EM QUALQUER sociedade politicamente organizada, cada um de seus membros deve participar na grande tarefa comum que é a da promoção geral de uma vida melhor e mais dignamente vivida por todos. Esse é o primeiro princípio que rege um corpo político, o da ordenação de todas as atividades para o bem comum. Enunciado em termos tão amplos, esse princípio preceitua a atividade polarizada pelo bem comum, mas fica exposto a todas as ambiguidades e distorções com que poderíamos tecer a intrincada história dos maiores desacertos humanos. Aristóteles, num conhecido passo de sua Política, para bem frisar a importância do entrosamento de cada um na Polis, chega a fazer dele a diferença específica da humana essência dentro do gênero "animal": "o homem é o animal político".


ATAQUEMOS o problema com duas perguntas que condensam talvez a maior agressividade de toda a longa e tumultuosa história do pensamento político.


1ª Deverão todos se interessar da mesma maneira, e participar em grau igual?

2ª Deverão todos procurar atingir a máxima igualdade de participação?

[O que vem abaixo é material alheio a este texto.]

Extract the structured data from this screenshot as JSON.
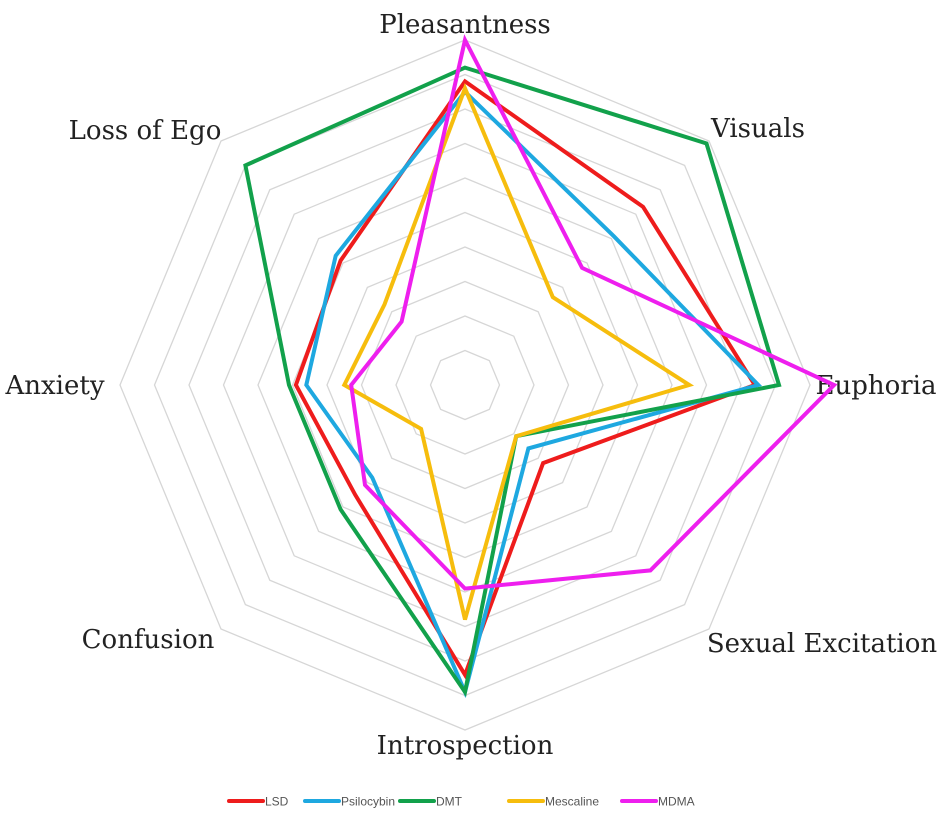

SE QUISERMOS conhecer o depurado e sofrido pensamento da Igreja nessa matéria, devemos ler as grandes encíclicas dos papas que mais lutaram contra os erros do século, a começar por Pio IX, e consolidar nosso arcabouço da Filosofia e Teologia pela leitura dos grandes doutores da Igreja que, embora cuidando com zelo principal das coisas eternas, nunca desdenharam a condição terrena e temporal, por saberem que é aqui e agora, neste vale de lágrimas, que cada um, fazendo bom ou mau uso dos dons de Deus, constrói sua eternidade. Daí a imensa, a infinita importância da efêmera travessia onde parece que tudo passa, que tudo se perde, que tudo fica para trás, mas onde realmente fica o principal, nada de bom se perde, e todo o infinito de consequências se estende para a frente, para o alto, para Deus.


E AGORA vejamos como nos responde a sabedoria pagã ou cristã àquelas duas perguntas. Respondem com um vigoroso: Não! Porque o próprio da condição humana é a desigualdade de preparação e de sabedoria adquirida. A participação deverá ser proporcionada ao ponto da vida e às aptidões, e o afã de igualdade será nocivo à sociedade, e contrário ao fim procurado.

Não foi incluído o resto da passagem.